5. Em relação ao uso de equipamento de proteção individual (EPI) ou coletiva (EPC) pelo segurado, aplica-se o precedente do Supremo Tribunal Federal, no julgamento do Agravo em Recurso Extraordinário (ARE) nº 664.335 com repercussão geral reconhecida (Tema nº 555), de forma que o seu simples fornecimento ou utilização, ainda que consignados no PPP, não afastam a nocividade do agente nocivo, sendo necessária, para tanto, a comprovação efetiva de neutralização no caso concreto.
6. No caso dos autos, é incontroverso o enquadramento dos períodos de 11/08/1977 a 30/11/1977, 1º/12/1977 a 09/12/1981, 18/05/1982 a 11/01/1984, 02/04/1984 a 01/12/1986, 15/06/1999 a 01/01/2000, 19/03/2002 a 17/08/2002, 10/06/2003 a 31/08/2003, 01/09/2003 a 31/05/2005, 01/06/2005 a 31/01/2007 e 01/08/2007 a 31/03/2010, contra os quais a autarquia não recorreu.
7. Os Perfis Profissiográficos Previdenciários - PPPs expedidos pela empresa LINHANYL PARAGUAÇU S/A e PARAGUAÇU TEXTIL S/A comprovam que o autor trabalhou exposto ao agente nocivo ruído nas seguintes intensidades: em nível superior a 80 dB no intervalo de 10/08/1994 a 09/05/1995, devendo ser confirmado o seu enquadramento; em nível inferior a 90 dB no intervalo de 02/05/1997 a 14/06/1999, devendo ser excluído o seu enquadramento; em nível inferior a 90 dB no intervalo de 02/01/2000 a 03/09/2000, devendo ser excluído o seu enquadramento; em nível superior a 85 dB no intervalo de 01/04/2010 a 21/06/2011, devendo ser confirmado o seu enquadramento.
8. Há diversos responsáveis pelos registros ambientais, não apenas a a apontada Maria Cristina Dias dos Reis, que assumiu a monitoração de períodos não indicados pela autarquia.
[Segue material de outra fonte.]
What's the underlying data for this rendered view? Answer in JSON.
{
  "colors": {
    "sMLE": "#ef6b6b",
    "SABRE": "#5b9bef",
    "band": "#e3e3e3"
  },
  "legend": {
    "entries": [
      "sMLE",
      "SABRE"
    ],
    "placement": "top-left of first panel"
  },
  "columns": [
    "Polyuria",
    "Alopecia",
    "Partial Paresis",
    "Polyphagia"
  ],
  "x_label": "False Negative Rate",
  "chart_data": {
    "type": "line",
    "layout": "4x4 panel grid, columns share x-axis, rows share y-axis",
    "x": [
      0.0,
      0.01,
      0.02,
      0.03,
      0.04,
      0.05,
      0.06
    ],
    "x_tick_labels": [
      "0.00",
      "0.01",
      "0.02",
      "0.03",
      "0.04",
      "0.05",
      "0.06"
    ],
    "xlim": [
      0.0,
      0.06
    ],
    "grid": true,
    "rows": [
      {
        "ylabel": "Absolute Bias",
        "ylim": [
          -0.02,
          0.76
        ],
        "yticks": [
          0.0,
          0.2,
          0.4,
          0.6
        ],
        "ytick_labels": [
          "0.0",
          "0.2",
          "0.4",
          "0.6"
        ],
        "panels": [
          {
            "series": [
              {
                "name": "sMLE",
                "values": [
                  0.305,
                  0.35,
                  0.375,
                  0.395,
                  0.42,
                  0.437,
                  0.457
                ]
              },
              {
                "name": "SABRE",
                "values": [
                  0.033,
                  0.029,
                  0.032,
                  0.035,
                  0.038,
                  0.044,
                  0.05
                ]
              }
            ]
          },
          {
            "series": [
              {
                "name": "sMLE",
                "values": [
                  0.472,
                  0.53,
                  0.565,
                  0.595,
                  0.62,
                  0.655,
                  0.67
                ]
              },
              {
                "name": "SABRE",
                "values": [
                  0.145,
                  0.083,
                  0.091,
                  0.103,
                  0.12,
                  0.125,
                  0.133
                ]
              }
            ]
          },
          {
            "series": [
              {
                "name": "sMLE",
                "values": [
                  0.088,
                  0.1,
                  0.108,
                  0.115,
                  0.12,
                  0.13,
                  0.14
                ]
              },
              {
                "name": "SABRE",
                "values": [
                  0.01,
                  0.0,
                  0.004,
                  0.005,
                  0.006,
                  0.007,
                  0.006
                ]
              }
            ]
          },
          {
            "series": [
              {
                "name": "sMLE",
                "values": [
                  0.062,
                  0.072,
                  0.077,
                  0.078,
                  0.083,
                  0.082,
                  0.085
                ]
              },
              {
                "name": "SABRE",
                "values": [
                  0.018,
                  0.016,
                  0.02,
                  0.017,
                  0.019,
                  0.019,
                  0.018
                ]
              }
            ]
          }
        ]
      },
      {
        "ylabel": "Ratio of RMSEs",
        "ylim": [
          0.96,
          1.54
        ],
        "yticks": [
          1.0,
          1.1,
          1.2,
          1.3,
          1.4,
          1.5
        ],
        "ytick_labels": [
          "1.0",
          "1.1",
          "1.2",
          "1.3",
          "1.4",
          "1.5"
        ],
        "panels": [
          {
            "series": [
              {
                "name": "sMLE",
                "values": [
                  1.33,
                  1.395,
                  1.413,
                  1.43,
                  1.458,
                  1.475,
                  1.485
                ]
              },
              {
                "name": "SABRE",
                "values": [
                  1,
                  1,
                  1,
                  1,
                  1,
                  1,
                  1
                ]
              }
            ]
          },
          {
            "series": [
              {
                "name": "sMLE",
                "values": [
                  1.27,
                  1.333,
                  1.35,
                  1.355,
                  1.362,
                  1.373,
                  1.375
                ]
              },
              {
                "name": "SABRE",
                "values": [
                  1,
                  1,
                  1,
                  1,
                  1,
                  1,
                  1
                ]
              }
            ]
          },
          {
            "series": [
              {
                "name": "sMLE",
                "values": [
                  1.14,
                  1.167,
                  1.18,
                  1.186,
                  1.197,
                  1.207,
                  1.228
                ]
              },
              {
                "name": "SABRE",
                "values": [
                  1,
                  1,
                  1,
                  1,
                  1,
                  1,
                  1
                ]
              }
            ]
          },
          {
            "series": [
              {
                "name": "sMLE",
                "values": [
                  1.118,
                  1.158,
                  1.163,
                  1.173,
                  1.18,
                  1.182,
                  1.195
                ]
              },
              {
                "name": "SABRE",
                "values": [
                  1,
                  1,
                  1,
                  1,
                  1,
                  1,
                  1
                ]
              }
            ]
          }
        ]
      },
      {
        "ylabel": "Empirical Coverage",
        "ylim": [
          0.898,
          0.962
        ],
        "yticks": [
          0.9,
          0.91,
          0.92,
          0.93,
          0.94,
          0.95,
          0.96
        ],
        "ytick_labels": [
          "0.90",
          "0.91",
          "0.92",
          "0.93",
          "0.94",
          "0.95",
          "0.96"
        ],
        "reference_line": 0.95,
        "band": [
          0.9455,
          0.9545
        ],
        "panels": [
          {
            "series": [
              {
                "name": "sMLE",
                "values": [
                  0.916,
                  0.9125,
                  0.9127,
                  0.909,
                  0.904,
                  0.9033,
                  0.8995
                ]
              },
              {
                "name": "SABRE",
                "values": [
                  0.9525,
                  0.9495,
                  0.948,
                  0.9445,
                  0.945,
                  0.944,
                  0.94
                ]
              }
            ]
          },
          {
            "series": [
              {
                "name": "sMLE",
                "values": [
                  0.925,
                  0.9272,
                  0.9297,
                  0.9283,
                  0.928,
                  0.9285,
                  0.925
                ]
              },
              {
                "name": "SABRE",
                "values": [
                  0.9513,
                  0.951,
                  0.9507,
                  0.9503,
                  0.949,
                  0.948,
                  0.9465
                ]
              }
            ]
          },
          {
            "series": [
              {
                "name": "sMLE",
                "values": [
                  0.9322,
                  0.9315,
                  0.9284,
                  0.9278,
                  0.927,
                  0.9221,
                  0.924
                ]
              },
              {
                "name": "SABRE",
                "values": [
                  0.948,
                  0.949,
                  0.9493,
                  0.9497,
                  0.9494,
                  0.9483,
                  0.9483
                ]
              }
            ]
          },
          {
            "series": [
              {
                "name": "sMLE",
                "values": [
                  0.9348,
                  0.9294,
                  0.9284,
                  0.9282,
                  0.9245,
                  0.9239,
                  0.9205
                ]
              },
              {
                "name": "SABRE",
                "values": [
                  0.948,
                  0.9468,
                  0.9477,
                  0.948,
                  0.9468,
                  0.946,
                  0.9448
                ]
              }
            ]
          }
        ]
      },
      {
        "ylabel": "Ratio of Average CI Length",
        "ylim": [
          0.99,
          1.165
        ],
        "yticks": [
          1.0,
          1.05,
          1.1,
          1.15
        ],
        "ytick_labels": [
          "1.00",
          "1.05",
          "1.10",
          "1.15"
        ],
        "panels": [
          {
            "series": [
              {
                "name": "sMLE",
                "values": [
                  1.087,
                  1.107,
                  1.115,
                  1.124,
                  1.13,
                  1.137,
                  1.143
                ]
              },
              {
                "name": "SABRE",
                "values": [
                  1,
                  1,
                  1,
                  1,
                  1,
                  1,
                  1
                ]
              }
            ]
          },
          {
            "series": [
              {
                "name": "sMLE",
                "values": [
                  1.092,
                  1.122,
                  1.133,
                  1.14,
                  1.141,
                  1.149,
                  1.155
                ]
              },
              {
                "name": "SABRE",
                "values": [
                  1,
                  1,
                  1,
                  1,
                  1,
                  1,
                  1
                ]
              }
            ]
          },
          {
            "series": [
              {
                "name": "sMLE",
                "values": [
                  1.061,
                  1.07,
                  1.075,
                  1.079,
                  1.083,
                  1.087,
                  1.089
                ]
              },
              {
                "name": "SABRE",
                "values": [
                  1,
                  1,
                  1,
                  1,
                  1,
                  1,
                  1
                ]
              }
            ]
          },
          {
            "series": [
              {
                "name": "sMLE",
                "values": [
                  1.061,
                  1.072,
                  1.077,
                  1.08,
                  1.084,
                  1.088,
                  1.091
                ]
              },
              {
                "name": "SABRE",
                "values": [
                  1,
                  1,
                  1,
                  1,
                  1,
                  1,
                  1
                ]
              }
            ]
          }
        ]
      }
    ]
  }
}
De qualquer forma, é irrelevante a idade que tinha na data da prestação laboral, já que o laudo técnico pode ser produzido extemporariamente, como já visto na fundamentação.
9. Não houve qualquer questionamento do INSS a respeito da metodologia utilizada para mensuração da média de ruído.
10. Sentença parcialmente reformada para exclusão do enquadramento dos períodos de 02/05/1997 a 14/06/1999, 02/01/2000 a 03/09/2000 como tempo especial, bem como para indeferimento do benefício de aposentadoria especial e concessão do benefício de aposentadoria por tempo de contribuição ao autor. Apelação do INSS parcialmente provida.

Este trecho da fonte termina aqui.